Holladay refers to a blog he wrote earlier on this topic, in which he recommends adequate foam thickness to prevent moisture accumulation, and vapor permeable materials toward the interior: “Because foam sheathing reduces the ability of a wall to dry to the exterior,” he wrote, “all foam-sheathed walls must be able to dry to the interior. That means you don’t want any materials with a very low permeance — especially polyethylene — on the interior of a foam-sheathed wall.”
That blog also includes recommendations for minimum foam thickness.
But in Gregg’s situation, Holladay adds, the minimum thickness guidelines for foam insulation don’t apply because the insulation he plans to use in the wall is not air permeable. If he switched to cellulose insulation, the guidelines would apply.
Another good source of information, Harris adds, is at the web site of Building Science Corp., which includes a searchable database.
Our expert’s opinion
We asked GBA technical director Peter Yost for his thoughts. Here’s what he said:
The key in Gregg’s situation is the choice of cavity insulation. As Martin points out, if the cavity insulation is not air-permeable, then the first condensing surface is not the structural sheathing, and that is really what you are trying to avoid.

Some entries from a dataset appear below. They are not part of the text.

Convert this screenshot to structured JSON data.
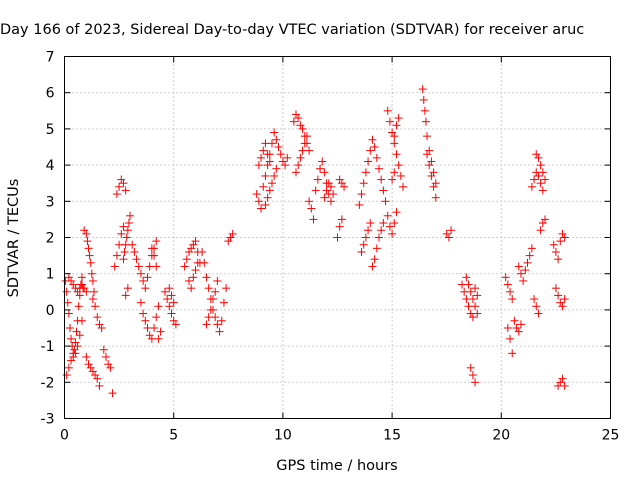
{
  "chart_data": {
    "type": "scatter",
    "title": "Day 166 of 2023, Sidereal Day-to-day VTEC variation (SDTVAR) for receiver aruc",
    "xlabel": "GPS time / hours",
    "ylabel": "SDTVAR / TECUs",
    "xlim": [
      0,
      25
    ],
    "ylim": [
      -3,
      7
    ],
    "xticks": [
      "0",
      "5",
      "10",
      "15",
      "20",
      "25"
    ],
    "yticks": [
      "-3",
      "-2",
      "-1",
      "0",
      "1",
      "2",
      "3",
      "4",
      "5",
      "6",
      "7"
    ],
    "grid": true,
    "marker": "+",
    "color": "#ff0000",
    "series": [
      {
        "name": "SDTVAR",
        "x": [
          0.05,
          0.1,
          0.15,
          0.2,
          0.25,
          0.3,
          0.35,
          0.4,
          0.45,
          0.5,
          0.55,
          0.6,
          0.65,
          0.7,
          0.75,
          0.8,
          0.85,
          0.1,
          0.2,
          0.3,
          0.4,
          0.5,
          0.6,
          0.7,
          0.8,
          0.2,
          0.3,
          0.4,
          0.5,
          0.6,
          0.7,
          0.8,
          0.9,
          1.0,
          0.9,
          1.0,
          1.05,
          1.1,
          1.15,
          1.2,
          1.25,
          1.3,
          1.35,
          1.0,
          1.1,
          1.2,
          1.3,
          1.4,
          1.5,
          1.6,
          1.3,
          1.4,
          1.5,
          1.6,
          1.7,
          1.8,
          1.9,
          2.0,
          2.1,
          2.2,
          2.3,
          2.4,
          2.5,
          2.6,
          2.7,
          2.8,
          2.9,
          2.4,
          2.5,
          2.6,
          2.7,
          2.8,
          2.7,
          2.75,
          2.8,
          2.85,
          2.9,
          2.95,
          3.0,
          3.1,
          3.2,
          3.3,
          3.4,
          3.5,
          3.6,
          3.7,
          3.8,
          3.9,
          4.0,
          4.1,
          4.2,
          3.5,
          3.6,
          3.7,
          3.8,
          3.9,
          4.0,
          4.1,
          4.2,
          4.3,
          4.0,
          4.1,
          4.2,
          4.3,
          4.4,
          4.6,
          4.7,
          4.8,
          4.9,
          5.0,
          5.1,
          4.8,
          4.9,
          5.0,
          5.5,
          5.6,
          5.7,
          5.8,
          5.9,
          6.0,
          6.1,
          6.2,
          5.7,
          5.8,
          5.9,
          6.0,
          6.1,
          6.3,
          6.4,
          6.5,
          6.6,
          6.7,
          6.8,
          6.9,
          7.0,
          7.1,
          7.2,
          7.3,
          7.4,
          6.5,
          6.6,
          6.7,
          6.8,
          6.9,
          7.0,
          7.5,
          7.6,
          7.7,
          8.8,
          8.9,
          9.0,
          9.1,
          9.2,
          9.3,
          9.4,
          9.5,
          9.6,
          9.7,
          9.8,
          9.9,
          10.0,
          10.1,
          10.2,
          8.9,
          9.0,
          9.1,
          9.2,
          9.3,
          9.4,
          9.2,
          9.3,
          9.4,
          9.5,
          9.6,
          9.7,
          10.5,
          10.6,
          10.7,
          10.8,
          10.9,
          11.0,
          11.1,
          11.2,
          10.6,
          10.7,
          10.8,
          10.9,
          11.0,
          11.1,
          11.2,
          11.3,
          11.4,
          11.5,
          11.6,
          11.7,
          11.8,
          11.9,
          12.0,
          12.1,
          12.2,
          11.9,
          12.0,
          12.1,
          12.2,
          12.3,
          12.6,
          12.7,
          12.8,
          12.5,
          12.6,
          12.7,
          13.5,
          13.6,
          13.7,
          13.8,
          13.9,
          14.0,
          14.1,
          14.2,
          14.3,
          14.4,
          14.5,
          14.6,
          14.7,
          13.6,
          13.7,
          13.8,
          13.9,
          14.0,
          14.1,
          14.2,
          14.3,
          14.4,
          14.5,
          14.6,
          14.8,
          14.9,
          15.0,
          15.1,
          15.2,
          15.3,
          15.4,
          15.5,
          14.8,
          14.9,
          15.0,
          15.1,
          15.2,
          15.1,
          15.2,
          15.3,
          15.0,
          15.1,
          16.4,
          16.45,
          16.5,
          16.55,
          16.6,
          16.7,
          16.8,
          16.9,
          17.0,
          16.6,
          16.7,
          16.8,
          16.9,
          17.0,
          17.5,
          17.6,
          17.7,
          18.2,
          18.3,
          18.4,
          18.5,
          18.6,
          18.7,
          18.8,
          18.9,
          18.4,
          18.5,
          18.6,
          18.7,
          18.8,
          18.9,
          18.6,
          18.7,
          18.8,
          20.2,
          20.3,
          20.4,
          20.5,
          20.3,
          20.4,
          20.5,
          20.6,
          20.7,
          20.8,
          20.9,
          20.8,
          20.9,
          21.0,
          21.1,
          21.2,
          21.3,
          21.4,
          21.4,
          21.5,
          21.6,
          21.7,
          21.8,
          21.9,
          21.6,
          21.7,
          21.8,
          21.9,
          22.0,
          21.5,
          21.6,
          21.7,
          21.8,
          21.9,
          22.0,
          22.4,
          22.5,
          22.6,
          22.7,
          22.8,
          22.9,
          22.5,
          22.6,
          22.7,
          22.8,
          22.9,
          22.6,
          22.7,
          22.8,
          22.9
        ],
        "y": [
          0.8,
          0.5,
          0.2,
          -0.1,
          -0.5,
          -0.8,
          -1.0,
          -1.2,
          -1.1,
          -0.9,
          -0.6,
          -0.3,
          0.1,
          0.4,
          0.7,
          0.9,
          0.6,
          -1.8,
          -1.6,
          -1.4,
          -1.3,
          -1.2,
          -1.0,
          -0.7,
          -0.3,
          0.9,
          0.8,
          0.7,
          0.6,
          0.5,
          0.6,
          0.7,
          0.6,
          0.5,
          2.2,
          2.1,
          1.9,
          1.7,
          1.5,
          1.3,
          1.0,
          0.8,
          0.5,
          -1.3,
          -1.5,
          -1.6,
          -1.7,
          -1.8,
          -1.9,
          -2.1,
          0.3,
          0.1,
          -0.2,
          -0.4,
          -0.5,
          -1.1,
          -1.3,
          -1.5,
          -1.6,
          -2.3,
          1.2,
          1.5,
          1.8,
          2.1,
          2.3,
          0.4,
          0.6,
          3.2,
          3.4,
          3.6,
          3.5,
          3.3,
          1.4,
          1.6,
          1.8,
          2.0,
          2.2,
          2.4,
          2.6,
          1.8,
          1.6,
          1.4,
          1.2,
          1.0,
          0.8,
          0.6,
          0.9,
          1.2,
          1.5,
          1.7,
          1.9,
          0.2,
          -0.1,
          -0.3,
          -0.5,
          -0.7,
          -0.8,
          -0.5,
          -0.2,
          0.1,
          1.7,
          1.5,
          1.2,
          -0.8,
          -0.6,
          0.5,
          0.3,
          0.1,
          -0.1,
          -0.3,
          -0.4,
          0.6,
          0.4,
          0.2,
          1.2,
          1.4,
          1.6,
          1.7,
          1.8,
          1.9,
          1.6,
          1.3,
          0.8,
          0.6,
          0.9,
          1.1,
          1.3,
          1.6,
          1.3,
          0.9,
          0.6,
          0.3,
          0.0,
          -0.2,
          -0.4,
          -0.6,
          -0.3,
          0.2,
          0.6,
          -0.4,
          -0.2,
          0.0,
          0.3,
          0.5,
          0.8,
          1.9,
          2.0,
          2.1,
          3.2,
          3.0,
          2.8,
          3.4,
          3.7,
          4.0,
          4.3,
          4.6,
          4.9,
          4.7,
          4.5,
          4.3,
          4.1,
          4.0,
          4.2,
          4.0,
          4.2,
          4.4,
          4.6,
          4.3,
          4.1,
          2.9,
          3.1,
          3.3,
          3.5,
          3.7,
          3.9,
          5.2,
          5.4,
          5.3,
          5.1,
          5.0,
          4.8,
          4.6,
          4.4,
          3.8,
          4.0,
          4.2,
          4.4,
          4.6,
          4.8,
          3.0,
          2.8,
          2.5,
          3.3,
          3.6,
          3.9,
          4.1,
          3.8,
          3.5,
          3.2,
          3.0,
          3.1,
          3.3,
          3.5,
          3.4,
          3.2,
          3.6,
          3.5,
          3.4,
          2.0,
          2.3,
          2.5,
          2.9,
          3.2,
          3.5,
          3.8,
          4.1,
          4.4,
          4.7,
          4.5,
          4.2,
          3.9,
          3.6,
          3.3,
          3.0,
          1.6,
          1.8,
          2.0,
          2.2,
          2.4,
          1.2,
          1.4,
          1.7,
          2.0,
          2.2,
          2.4,
          5.5,
          5.2,
          4.9,
          4.6,
          4.3,
          4.0,
          3.7,
          3.4,
          2.6,
          2.3,
          2.1,
          2.4,
          2.7,
          4.8,
          5.1,
          5.3,
          3.6,
          3.8,
          6.1,
          5.8,
          5.5,
          5.2,
          4.8,
          4.4,
          4.1,
          3.8,
          3.5,
          4.3,
          4.0,
          3.7,
          3.4,
          3.1,
          2.1,
          2.0,
          2.2,
          0.7,
          0.5,
          0.3,
          0.1,
          -0.1,
          -0.2,
          0.6,
          0.4,
          0.9,
          0.7,
          0.5,
          0.3,
          0.1,
          -0.1,
          -1.6,
          -1.8,
          -2.0,
          0.9,
          0.7,
          0.5,
          0.3,
          -0.5,
          -0.8,
          -1.2,
          -0.3,
          -0.5,
          -0.6,
          -0.4,
          1.2,
          1.0,
          0.8,
          1.1,
          1.3,
          1.5,
          1.7,
          3.4,
          3.6,
          3.8,
          3.7,
          3.5,
          3.3,
          4.3,
          4.2,
          4.0,
          3.8,
          3.6,
          0.3,
          0.1,
          -0.1,
          2.2,
          2.4,
          2.5,
          1.8,
          1.6,
          1.4,
          1.9,
          2.1,
          2.0,
          0.6,
          0.4,
          0.2,
          0.1,
          0.3,
          -2.1,
          -2.0,
          -1.9,
          -2.1
        ]
      }
    ]
  }
}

If the installation of the cavity and rigid insulation is airtight, then that 1/2-in. air space is not a concern; the amount of moisture in that isolated space is just not enough to worry about. But this assembly will have very little drying potential and therefore won’t tolerate much wetting. Drying through the wall framing will be very, very slow as well. Keeping bulk water out (drainage plane connected to flashing) will be critical. I would definitely employ a rainscreen cladding in this case. Wouldn’t hurt to choose a slightly more permeable rigid insulation such as expanded polystyrene (EPS), either.
What could make this project tricky is the sequence of the steps. The spray foam installer is going to want to do the whole project at one time, but eliminating ALL of the shear resistance by taking off all the existing structural sheathing or boards to open up the cavities is not a good idea. Maybe Gregg will need to leave the corners sheathed for temporary shear resistance, and “Froth Pak” insulate those wall cavities as a separate step? And I would definitely keep the structural sheathing up against the wall framing and favor plywood, as Martin suggested.